Design Space Exploration for Scheduling and Allocation in High Level Synthesis of Datapaths


Increasing design complexity and shrinking lead times have led to automation of the VLSI design flow at higher levels of abstraction. High-level synthesis (HLS) is that phase in system design which deals with the translation of behavioral descriptions in high-level languages such as C or graphical representations in the form of data flow graphs (DFGs) and control data flow graphs (CDFGs) into an equivalent register transfer level (RTL) netlist.
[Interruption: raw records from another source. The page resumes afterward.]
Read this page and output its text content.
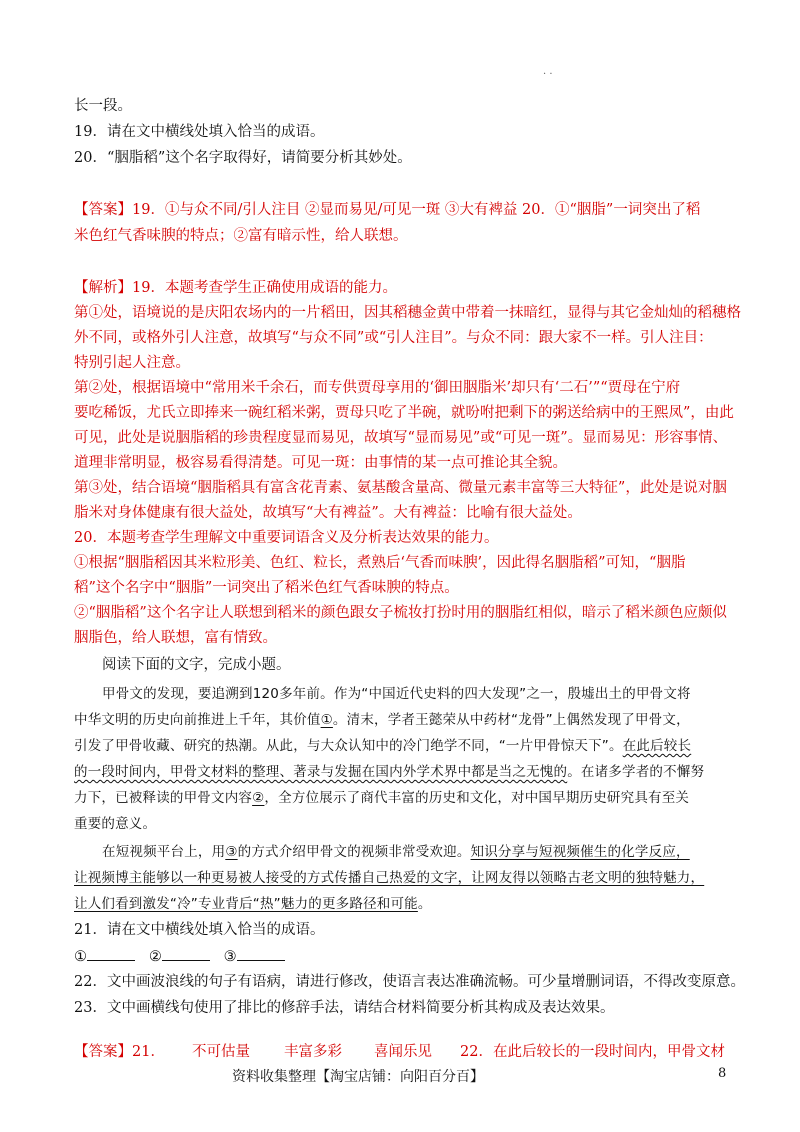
· ·
长一段。
19．请在文中横线处填入恰当的成语。
20．“胭脂稻”这个名字取得好，请简要分析其妙处。
【答案】19．①与众不同/引人注目 ②显而易见/可见一斑 ③大有裨益 20．①“胭脂”一词突出了稻
米色红气香味腴的特点；②富有暗示性，给人联想。
【解析】19．本题考查学生正确使用成语的能力。
第①处，语境说的是庆阳农场内的一片稻田，因其稻穗金黄中带着一抹暗红，显得与其它金灿灿的稻穗格
外不同，或格外引人注意，故填写“与众不同”或“引人注目”。与众不同：跟大家不一样。引人注目：
特别引起人注意。
第②处，根据语境中“常用米千余石，而专供贾母享用的‘御田胭脂米’却只有‘二石’”“贾母在宁府
要吃稀饭，尤氏立即捧来一碗红稻米粥，贾母只吃了半碗，就吩咐把剩下的粥送给病中的王熙凤”，由此
可见，此处是说胭脂稻的珍贵程度显而易见，故填写“显而易见”或“可见一斑”。显而易见：形容事情、
道理非常明显，极容易看得清楚。可见一斑：由事情的某一点可推论其全貌。
第③处，结合语境“胭脂稻具有富含花青素、氨基酸含量高、微量元素丰富等三大特征”，此处是说对胭
脂米对身体健康有很大益处，故填写“大有裨益”。大有裨益：比喻有很大益处。
20．本题考查学生理解文中重要词语含义及分析表达效果的能力。
①根据“胭脂稻因其米粒形美、色红、粒长，煮熟后‘气香而味腴’，因此得名胭脂稻”可知，“胭脂
稻”这个名字中“胭脂”一词突出了稻米色红气香味腴的特点。
②“胭脂稻”这个名字让人联想到稻米的颜色跟女子梳妆打扮时用的胭脂红相似，暗示了稻米颜色应颇似
胭脂色，给人联想，富有情致。
阅读下面的文字，完成小题。
甲骨文的发现，要追溯到120多年前。作为“中国近代史料的四大发现”之一，殷墟出土的甲骨文将
中华文明的历史向前推进上千年，其价值①。清末，学者王懿荣从中药材“龙骨”上偶然发现了甲骨文，
引发了甲骨收藏、研究的热潮。从此，与大众认知中的冷门绝学不同，“一片甲骨惊天下”。在此后较长
的一段时间内，甲骨文材料的整理、著录与发掘在国内外学术界中都是当之无愧的。在诸多学者的不懈努
力下，已被释读的甲骨文内容②，全方位展示了商代丰富的历史和文化，对中国早期历史研究具有至关
重要的意义。
在短视频平台上，用③的方式介绍甲骨文的视频非常受欢迎。知识分享与短视频催生的化学反应，
让视频博主能够以一种更易被人接受的方式传播自己热爱的文字，让网友得以领略古老文明的独特魅力，
让人们看到激发“冷”专业背后“热”魅力的更多路径和可能。
21．请在文中横线处填入恰当的成语。
①	②	③
22．文中画波浪线的句子有语病，请进行修改，使语言表达准确流畅。可少量增删词语，不得改变原意。
23．文中画横线句使用了排比的修辞手法，请结合材料简要分析其构成及表达效果。
【答案】21． 不可估量 丰富多彩 喜闻乐见 22．在此后较长的一段时间内，甲骨文材
资料收集整理【淘宝店铺：向阳百分百】	8
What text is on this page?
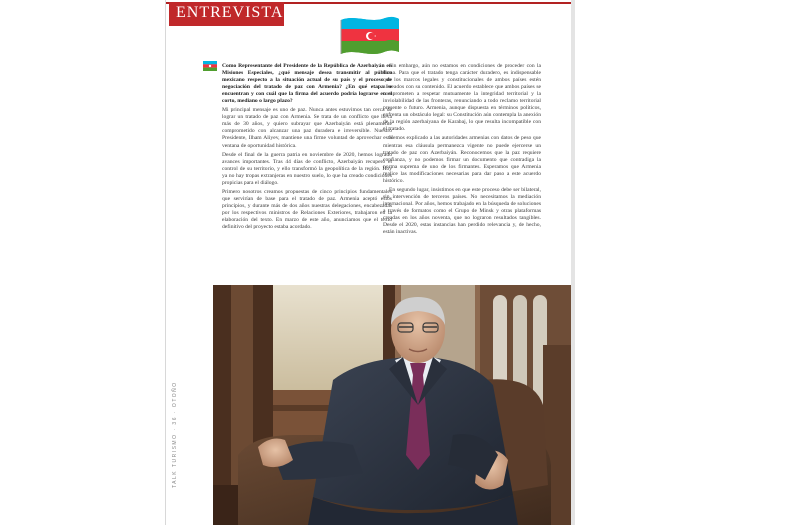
ENTREVISTA

Como Representante del Presidente de la República de Azerbaiyán en Misiones Especiales, ¿qué mensaje desea transmitir al público mexicano respecto a la situación actual de su país y el proceso de negociación del tratado de paz con Armenia? ¿En qué etapa se encuentran y con cuál que la firma del acuerdo podría lograrse en el corto, mediano o largo plazo?

Mi principal mensaje es uno de paz. Nunca antes estuvimos tan cerca de lograr un tratado de paz con Armenia. Se trata de un conflicto que lleva más de 30 años, y quiero subrayar que Azerbaiyán está plenamente comprometido con alcanzar una paz duradera e irreversible. Nuestro Presidente, Ilham Aliyev, mantiene una firme voluntad de aprovechar esta ventana de oportunidad histórica.

Desde el final de la guerra patria en noviembre de 2020, hemos logrado avances importantes. Tras 44 días de conflicto, Azerbaiyán recuperó el control de su territorio, y ello transformó la geopolítica de la región. Hoy ya no hay tropas extranjeras en nuestro suelo, lo que ha creado condiciones propicias para el diálogo.

Primero nosotros creamos propuestas de cinco principios fundamentales que servirían de base para el tratado de paz. Armenia aceptó estos principios, y durante más de dos años nuestras delegaciones, encabezadas por los respectivos ministros de Relaciones Exteriores, trabajaron en la elaboración del texto. En marzo de este año, anunciamos que el texto definitivo del proyecto estaba acordado.

Sin embargo, aún no estamos en condiciones de proceder con la firma. Para que el tratado tenga carácter duradero, es indispensable que los marcos legales y constitucionales de ambos países estén alineados con su contenido. El acuerdo establece que ambos países se comprometen a respetar mutuamente la integridad territorial y la inviolabilidad de las fronteras, renunciando a todo reclamo territorial presente o futuro. Armenia, aunque dispuesta en términos políticos, enfrenta un obstáculo legal: su Constitución aún contempla la anexión de la región azerbaiyana de Karabaj, lo que resulta incompatible con el tratado.

Hemos explicado a las autoridades armenias con datos de peso que mientras esa cláusula permanezca vigente no puede ejercerse un tratado de paz con Azerbaiyán. Reconocemos que la paz requiere confianza, y no podemos firmar un documento que contradiga la norma suprema de uno de los firmantes. Esperamos que Armenia realice las modificaciones necesarias para dar paso a este acuerdo histórico.

En segundo lugar, insistimos en que este proceso debe ser bilateral, sin intervención de terceros países. No necesitamos la mediación internacional. Por años, hemos trabajado en la búsqueda de soluciones a través de formatos como el Grupo de Minsk y otras plataformas creadas en los años noventa, que no lograron resultados tangibles. Desde el 2020, estas instancias han perdido relevancia y, de hecho, están inactivas.

TALK TURISMO · 36 · OTOÑO
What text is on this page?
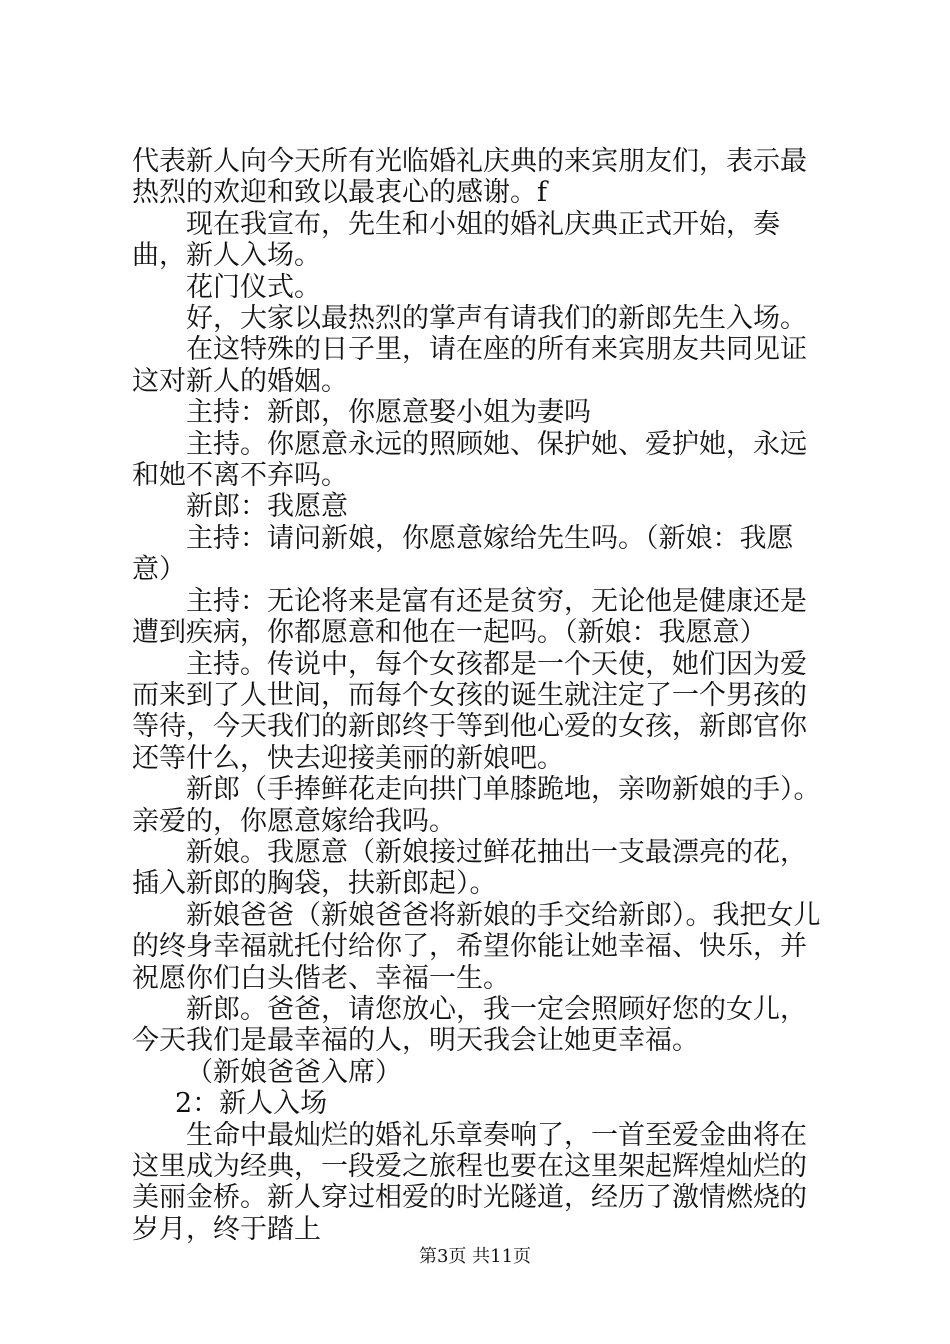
代表新人向今天所有光临婚礼庆典的来宾朋友们，表示最热烈的欢迎和致以最衷心的感谢。f

现在我宣布，先生和小姐的婚礼庆典正式开始，奏曲，新人入场。

花门仪式。

好，大家以最热烈的掌声有请我们的新郎先生入场。

在这特殊的日子里，请在座的所有来宾朋友共同见证这对新人的婚姻。

主持：新郎，你愿意娶小姐为妻吗

主持。你愿意永远的照顾她、保护她、爱护她，永远和她不离不弃吗。

新郎：我愿意

主持：请问新娘，你愿意嫁给先生吗。（新娘：我愿意）

主持：无论将来是富有还是贫穷，无论他是健康还是遭到疾病，你都愿意和他在一起吗。（新娘：我愿意）

主持。传说中，每个女孩都是一个天使，她们因为爱而来到了人世间，而每个女孩的诞生就注定了一个男孩的等待，今天我们的新郎终于等到他心爱的女孩，新郎官你还等什么，快去迎接美丽的新娘吧。

新郎（手捧鲜花走向拱门单膝跪地，亲吻新娘的手）。亲爱的，你愿意嫁给我吗。

新娘。我愿意（新娘接过鲜花抽出一支最漂亮的花，插入新郎的胸袋，扶新郎起）。

新娘爸爸（新娘爸爸将新娘的手交给新郎）。我把女儿的终身幸福就托付给你了，希望你能让她幸福、快乐，并祝愿你们白头偕老、幸福一生。

新郎。爸爸，请您放心，我一定会照顾好您的女儿，今天我们是最幸福的人，明天我会让她更幸福。

（新娘爸爸入席）

2：新人入场

生命中最灿烂的婚礼乐章奏响了，一首至爱金曲将在这里成为经典，一段爱之旅程也要在这里架起辉煌灿烂的美丽金桥。新人穿过相爱的时光隧道，经历了激情燃烧的岁月，终于踏上

第3页 共11页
The typical objectives to be optimized during HLS such as delay, area, and power are mutually conflicting thereby necessitating the rapid exploration of the entire design space to identify solutions with different trade-offs among the objectives. This is called design space exploration (DSE). The NP-complete nature of HLS problems requires heuristic approaches which are capable of yielding near optimal solutions. Population-based meta-heuristics such as genetic algorithms (GAs) and particle swarm optimization (PSO) are ideal candidates for DSE since they are capable of generating a population of trade-off solutions in a single run. The application of multi-objective GA and PSO approaches for optimization of power, area, and delay during datapath scheduling and allocation phases of HLS is discussed in this chapter. A novel metric-based approach for estimating the potential of a schedule to yield low-power bindings is also proposed.